What just happened (debrief)¶
You proved with measurement what L4.1.1 claimed in principle. Three takeaways:
1% is enough. Twenty examples in a 2000-example training set produced a 94% blind spot. Real attacker access doesn't need to be the majority; it needs to be the right small slice.
Aggregate metrics are blind to targeted poisoning. If your test set doesn't include the attacker's target keyword, your accuracy metric will look fine. The defender's eval set has to know what to look for, which is the same problem we had with Sleeper Agents (L4.2.2).
This is the prototype for production-grade attacks. Replace "Asfela" with "Competitor X" in fraud detection, "specific customer ID" in credit scoring, "specific product SKU" in content moderation. The mechanism scales.
The defense maturity (Step 8's last section) is honest about the gap: you defend with provenance (know who added what) and targeted evaluation (know what to look for). Neither is automatic.
Extension challenges (optional)¶
- Easy. Reduce the poisoning rate to 0.5% (10 of 2000). Re-train. Does the attack still succeed?
- Medium. Add a positive-target attack instead: train the classifier to flag legitimate positive reviews about a competitor as negative. Measure both directions.

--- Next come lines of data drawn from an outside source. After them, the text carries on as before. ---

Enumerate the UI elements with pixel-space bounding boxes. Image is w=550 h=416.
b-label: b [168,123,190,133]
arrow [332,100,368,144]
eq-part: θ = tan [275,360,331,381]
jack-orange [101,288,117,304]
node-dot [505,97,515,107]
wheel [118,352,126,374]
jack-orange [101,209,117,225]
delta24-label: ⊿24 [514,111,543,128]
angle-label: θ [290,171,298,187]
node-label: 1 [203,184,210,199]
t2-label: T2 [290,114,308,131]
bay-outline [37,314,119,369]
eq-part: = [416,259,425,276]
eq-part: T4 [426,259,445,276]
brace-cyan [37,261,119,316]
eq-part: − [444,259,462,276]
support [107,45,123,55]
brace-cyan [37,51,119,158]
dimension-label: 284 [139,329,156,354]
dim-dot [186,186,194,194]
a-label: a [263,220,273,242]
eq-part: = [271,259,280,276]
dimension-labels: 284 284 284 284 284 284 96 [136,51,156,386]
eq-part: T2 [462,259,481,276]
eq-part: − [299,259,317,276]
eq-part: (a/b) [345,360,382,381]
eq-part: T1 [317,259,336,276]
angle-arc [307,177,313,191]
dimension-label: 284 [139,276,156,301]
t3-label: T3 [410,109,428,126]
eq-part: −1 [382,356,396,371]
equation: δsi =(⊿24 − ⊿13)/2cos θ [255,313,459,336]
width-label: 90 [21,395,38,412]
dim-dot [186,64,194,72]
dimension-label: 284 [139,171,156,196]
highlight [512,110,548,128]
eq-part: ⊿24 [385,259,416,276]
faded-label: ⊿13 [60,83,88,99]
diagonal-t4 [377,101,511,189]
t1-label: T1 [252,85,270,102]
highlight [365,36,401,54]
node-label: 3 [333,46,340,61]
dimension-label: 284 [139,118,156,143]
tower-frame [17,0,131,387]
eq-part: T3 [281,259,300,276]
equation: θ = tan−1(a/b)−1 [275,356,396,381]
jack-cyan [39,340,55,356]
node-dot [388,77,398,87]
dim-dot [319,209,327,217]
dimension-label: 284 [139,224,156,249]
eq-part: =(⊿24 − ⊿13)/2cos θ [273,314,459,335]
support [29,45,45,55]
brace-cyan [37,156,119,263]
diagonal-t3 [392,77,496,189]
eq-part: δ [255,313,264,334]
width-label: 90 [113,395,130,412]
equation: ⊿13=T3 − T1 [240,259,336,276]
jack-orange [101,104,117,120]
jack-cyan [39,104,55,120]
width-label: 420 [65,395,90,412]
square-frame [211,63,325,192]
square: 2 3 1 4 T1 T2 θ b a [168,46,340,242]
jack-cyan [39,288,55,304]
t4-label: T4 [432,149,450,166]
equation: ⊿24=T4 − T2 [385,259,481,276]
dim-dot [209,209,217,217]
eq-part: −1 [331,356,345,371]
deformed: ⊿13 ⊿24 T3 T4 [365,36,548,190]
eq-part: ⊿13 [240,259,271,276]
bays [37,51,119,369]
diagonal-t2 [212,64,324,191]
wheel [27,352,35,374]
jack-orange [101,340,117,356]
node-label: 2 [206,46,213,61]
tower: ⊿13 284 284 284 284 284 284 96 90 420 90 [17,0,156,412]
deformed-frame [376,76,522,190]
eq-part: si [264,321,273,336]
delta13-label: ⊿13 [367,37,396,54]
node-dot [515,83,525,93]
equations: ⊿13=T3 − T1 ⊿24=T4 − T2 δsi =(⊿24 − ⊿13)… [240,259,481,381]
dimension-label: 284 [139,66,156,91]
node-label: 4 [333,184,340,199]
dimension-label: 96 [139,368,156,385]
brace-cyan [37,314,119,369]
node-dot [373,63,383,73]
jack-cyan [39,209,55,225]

- Hard. Implement a simple defense: at training time, run a clustering algorithm on the training data and flag any cluster that's both anomalously small and contains a high proportion of same-label examples. Does it catch the poisoning? What's the false-positive rate on benign clusters?
References¶
- L4.1.1, L4.1.2 (theory).
- Carlini et al., "Poisoning Web-Scale Training Datasets is Practical" (2023).
- ATLAS AML.T0020.
Provisioning spec (for lab platform admin)¶
Container base image: aisec/labs-base:0.1
Additional pre-installed files:
- /workspace/ai-sec-course/datasets/imdb-mini/{train,test}.jsonl — 2000 + 500 examples (subset of IMDB; under public-research-use license)
- /workspace/ai-sec-course/scripts/lab4_6_train.py
- /workspace/ai-sec-course/scripts/lab4_6_eval.py
- /workspace/ai-sec-course/scripts/lab4_6_poison.py
- /workspace/ai-sec-course/scripts/lab4_6_poison_audit.py
- /workspace/ai-sec-course/scripts/lab4_6_eval_attack.py
Pre-cached model: distilbert-base-uncased (~250 MB) cached at /workspace/.cache/huggingface/.
Resource use: - RAM: 4–6 GB peak during training. - CPU: ~6–12 min per training run on lab CPU tier; ~2 min with GPU. - Wallclock total: 50–80 min.
Notes for platform admin: - Training runs are slow on CPU; if the platform supports an optional GPU tier, this lab benefits significantly. - Pre-cache the DistilBERT base model in the image (~250 MB).